Your cinnamon buns make my mornings better, but your smile makes the whole world sweeter. If you'd like to walk with me sometime, I'd be very honored. I promise to bring fresh turnips, not metaphors.

Sincerely,

Jolan (your very nervous admirer)

Simple. Wholesome. Zero vegetables with googly eyes.

He gave her the letter.

She blushed. Smiled. Gave him a cinnamon bun with extra sugar glaze.

Success! Cue confetti.

Except—

The next day, three other villagers showed up at the café asking, "Lady Rika, can you help me write a message for my dearest grain supplier?" and "My wife says I'm emotionally wooden. Can you help fix that?"

Then someone found Jolan's original letter in the town fountain.

No one knows who dropped it, but now it was being called "The Sweet Words of the Soft Prophet."

By evening, twenty-five people had gathered at the café asking for love letter templates, romantic advice, and whether putting poetry under someone's door counted as legally binding.

"I'm not a matchmaker," I told them.

"But you bring softness to all things!" one woman cried. "Even our confused, emotionally repressed husbands!"

"I helped a farmer confess to a baker, not write a novel—"

"Please," a noblewoman said, clutching a quill. "I want to know how to emotionally devastate him, but in a loving way."

sigh.

So, naturally, I created a system.

Rika's Guide to Heartfelt Words and Possibly Good Life Decisions, Volume 1.

It included:

1.Sample greetings:

> "I think of you every time I smell cinnamon"

"You are the honey to my socially awkward bread"

2.Good sign-offs:

> "Yours, softly"

"Hoping this letter finds you and your sheep well"

3.Things to avoid:

1.Metaphors about meat

2.Comparing someone's eyes to lakes (too overused)
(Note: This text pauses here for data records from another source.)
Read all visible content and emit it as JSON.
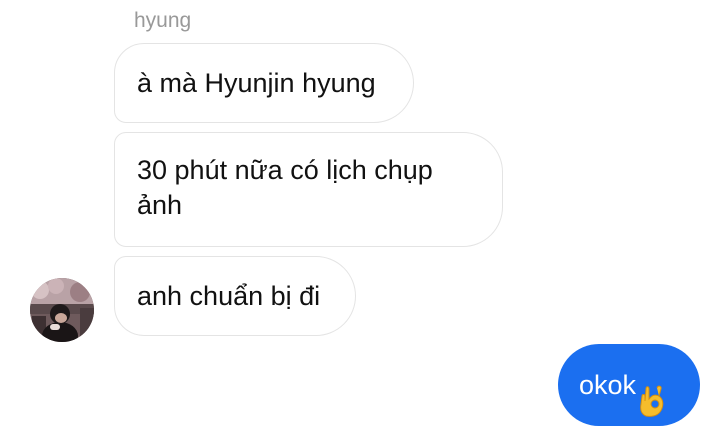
{
  "conversation": {
    "sender_name": "hyung",
    "messages": [
      {
        "text": "à mà Hyunjin hyung",
        "direction": "incoming"
      },
      {
        "text": "30 phút nữa có lịch chụp ảnh",
        "direction": "incoming"
      },
      {
        "text": "anh chuẩn bị đi",
        "direction": "incoming"
      },
      {
        "text": "okok",
        "direction": "outgoing",
        "emoji": "ok-hand-icon"
      }
    ]
  },
  "colors": {
    "outgoing_bubble": "#1b6ff0",
    "incoming_border": "#e4e4e4",
    "sender_name": "#999999",
    "background": "#ffffff"
  }
}
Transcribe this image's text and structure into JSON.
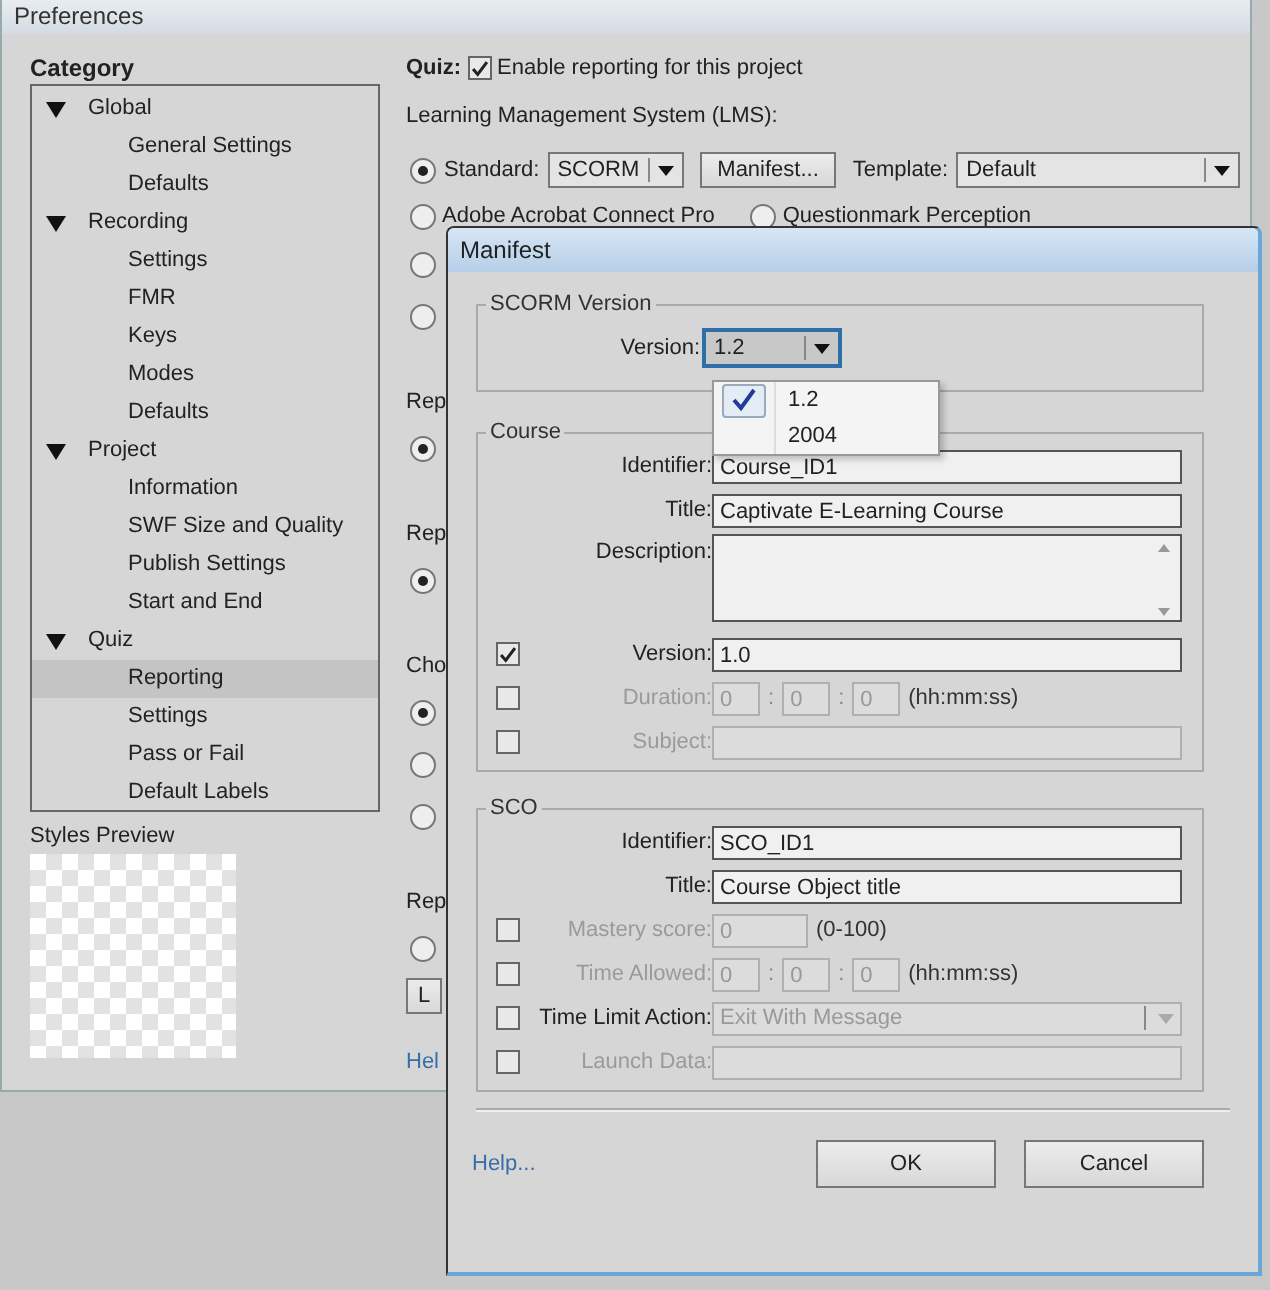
{
  "window": {
    "title": "Preferences"
  },
  "category": {
    "label": "Category",
    "tree": [
      {
        "label": "Global",
        "expanded": true,
        "selected": false,
        "children": [
          {
            "label": "General Settings",
            "selected": false
          },
          {
            "label": "Defaults",
            "selected": false
          }
        ]
      },
      {
        "label": "Recording",
        "expanded": true,
        "selected": false,
        "children": [
          {
            "label": "Settings",
            "selected": false
          },
          {
            "label": "FMR",
            "selected": false
          },
          {
            "label": "Keys",
            "selected": false
          },
          {
            "label": "Modes",
            "selected": false
          },
          {
            "label": "Defaults",
            "selected": false
          }
        ]
      },
      {
        "label": "Project",
        "expanded": true,
        "selected": false,
        "children": [
          {
            "label": "Information",
            "selected": false
          },
          {
            "label": "SWF Size and Quality",
            "selected": false
          },
          {
            "label": "Publish Settings",
            "selected": false
          },
          {
            "label": "Start and End",
            "selected": false
          }
        ]
      },
      {
        "label": "Quiz",
        "expanded": true,
        "selected": false,
        "children": [
          {
            "label": "Reporting",
            "selected": true
          },
          {
            "label": "Settings",
            "selected": false
          },
          {
            "label": "Pass or Fail",
            "selected": false
          },
          {
            "label": "Default Labels",
            "selected": false
          }
        ]
      }
    ]
  },
  "styles_preview": {
    "label": "Styles Preview"
  },
  "quiz": {
    "label": "Quiz:",
    "enable_reporting": {
      "label": "Enable reporting for this project",
      "checked": true
    },
    "lms_label": "Learning Management System (LMS):",
    "standard": {
      "label": "Standard:",
      "selected": true,
      "value": "SCORM"
    },
    "manifest_button": "Manifest...",
    "template": {
      "label": "Template:",
      "value": "Default"
    },
    "lms_options": [
      {
        "label": "Adobe Acrobat Connect Pro",
        "selected": false
      },
      {
        "label": "Questionmark Perception",
        "selected": false
      }
    ],
    "more_lms": [
      {
        "selected": false
      },
      {
        "selected": false
      }
    ],
    "sections": [
      {
        "label": "Rep",
        "radios": [
          {
            "selected": true
          }
        ]
      },
      {
        "label": "Rep",
        "radios": [
          {
            "selected": true
          }
        ]
      },
      {
        "label": "Cho",
        "radios": [
          {
            "selected": true
          },
          {
            "selected": false
          },
          {
            "selected": false
          }
        ]
      },
      {
        "label": "Rep",
        "radios": [
          {
            "selected": false
          }
        ],
        "button": "L"
      }
    ],
    "help_link": "Hel"
  },
  "manifest": {
    "title": "Manifest",
    "scorm_version": {
      "legend": "SCORM Version",
      "label": "Version:",
      "value": "1.2",
      "options": [
        {
          "label": "1.2",
          "selected": true
        },
        {
          "label": "2004",
          "selected": false
        }
      ]
    },
    "course": {
      "legend": "Course",
      "rows": [
        {
          "kind": "text",
          "label": "Identifier:",
          "value": "Course_ID1",
          "disabled": false
        },
        {
          "kind": "text",
          "label": "Title:",
          "value": "Captivate E-Learning Course",
          "disabled": false
        },
        {
          "kind": "textarea",
          "label": "Description:",
          "disabled": false
        },
        {
          "kind": "text",
          "label": "Version:",
          "value": "1.0",
          "checked": true,
          "disabled": false
        },
        {
          "kind": "time",
          "label": "Duration:",
          "values": [
            "0",
            "0",
            "0"
          ],
          "separators": [
            ":",
            ":"
          ],
          "hint": "(hh:mm:ss)",
          "checked": false,
          "disabled": true
        },
        {
          "kind": "text",
          "label": "Subject:",
          "checked": false,
          "disabled": true
        }
      ]
    },
    "sco": {
      "legend": "SCO",
      "rows": [
        {
          "kind": "text",
          "label": "Identifier:",
          "value": "SCO_ID1",
          "disabled": false
        },
        {
          "kind": "text",
          "label": "Title:",
          "value": "Course Object title",
          "disabled": false
        },
        {
          "kind": "score",
          "label": "Mastery score:",
          "value": "0",
          "hint": "(0-100)",
          "checked": false,
          "disabled": true
        },
        {
          "kind": "time",
          "label": "Time Allowed:",
          "values": [
            "0",
            "0",
            "0"
          ],
          "separators": [
            ":",
            ":"
          ],
          "hint": "(hh:mm:ss)",
          "checked": false,
          "disabled": true
        },
        {
          "kind": "select",
          "label": "Time Limit Action:",
          "value": "Exit With Message",
          "checked": false,
          "disabled": false,
          "field_disabled": true
        },
        {
          "kind": "text",
          "label": "Launch Data:",
          "checked": false,
          "disabled": true
        }
      ]
    },
    "help_link": "Help...",
    "buttons": [
      "OK",
      "Cancel"
    ]
  }
}
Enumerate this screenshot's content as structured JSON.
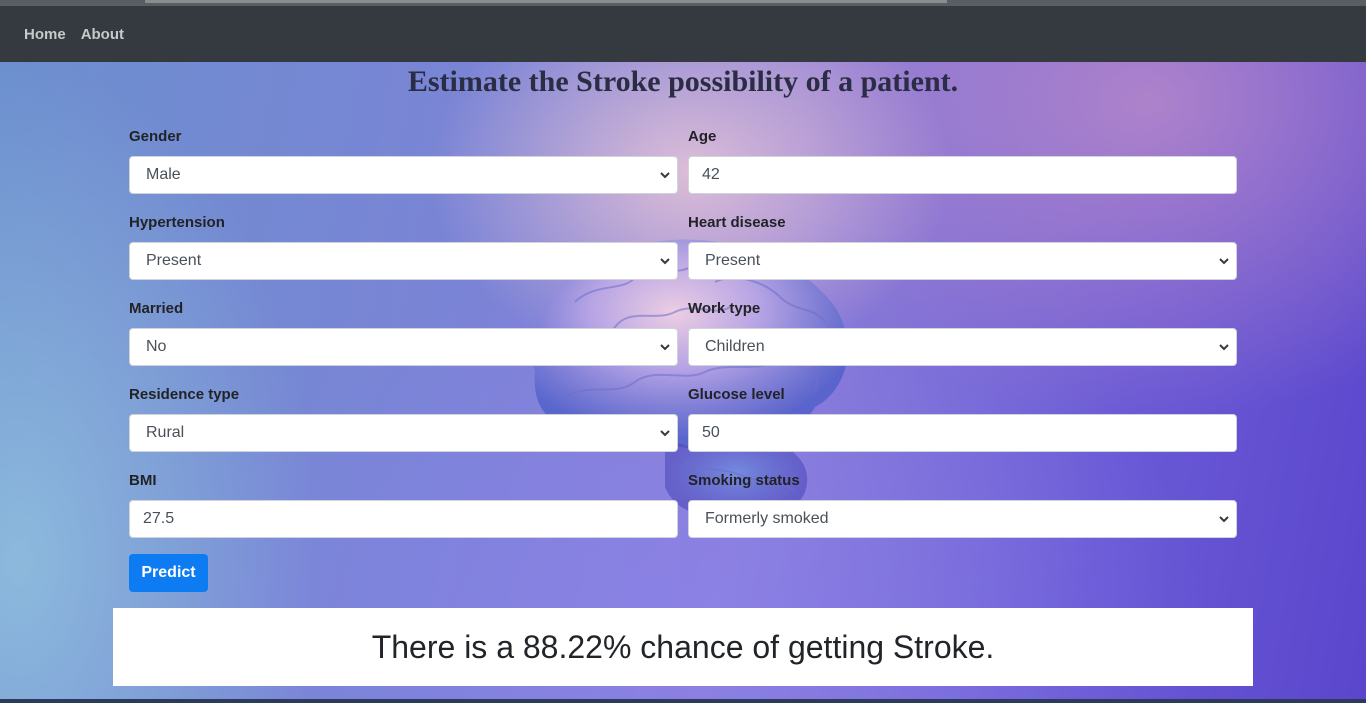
{
  "nav": {
    "links": [
      "Home",
      "About"
    ]
  },
  "title": "Estimate the Stroke possibility of a patient.",
  "form": {
    "gender": {
      "label": "Gender",
      "value": "Male"
    },
    "age": {
      "label": "Age",
      "value": "42"
    },
    "hypertension": {
      "label": "Hypertension",
      "value": "Present"
    },
    "heart_disease": {
      "label": "Heart disease",
      "value": "Present"
    },
    "married": {
      "label": "Married",
      "value": "No"
    },
    "work_type": {
      "label": "Work type",
      "value": "Children"
    },
    "residence_type": {
      "label": "Residence type",
      "value": "Rural"
    },
    "glucose_level": {
      "label": "Glucose level",
      "value": "50"
    },
    "bmi": {
      "label": "BMI",
      "value": "27.5"
    },
    "smoking_status": {
      "label": "Smoking status",
      "value": "Formerly smoked"
    }
  },
  "predict_label": "Predict",
  "result_text": "There is a 88.22% chance of getting Stroke.",
  "colors": {
    "navbar": "#343a40",
    "primary": "#0d7bf2",
    "result_bg": "#ffffff"
  },
  "icons": {
    "dropdown": "chevron-down-icon",
    "background": "brain-illustration"
  }
}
3.Proposals in the first letter

Within days, nobles were sending messengers to book consultations. One guy brought three drafts, color-coded. Another cried after I edited his "rose petals of passion" into "you smell nice when you're near bread."

Soon, I was receiving thank-you pastries from successful couples and mysterious anonymous letters asking me to "whisper wisdom into the wind for their long-lost lovers."

The mayor asked if I wanted to officiate a wedding.

I said no.

He said, "We already printed the invitation. You're listed as The Heart Whisperer."

Kuro now delivers tiny romantic fortune scrolls on a ribbon around his neck. People tip him in smoked fish. He's getting fat.

Also, the baker's daughter? She baked heart-shaped turnip tarts.

Jolan cried.

So now I am:

The Soft Prophet

Chronomage of Comfort

Archwitch of Whiskers

And now… Advisor of Amorous Affairs

I just wanted to help one guy eat less awkward pastry.

But I guess if love is a battlefield… I'm the one handing out letters instead of swords.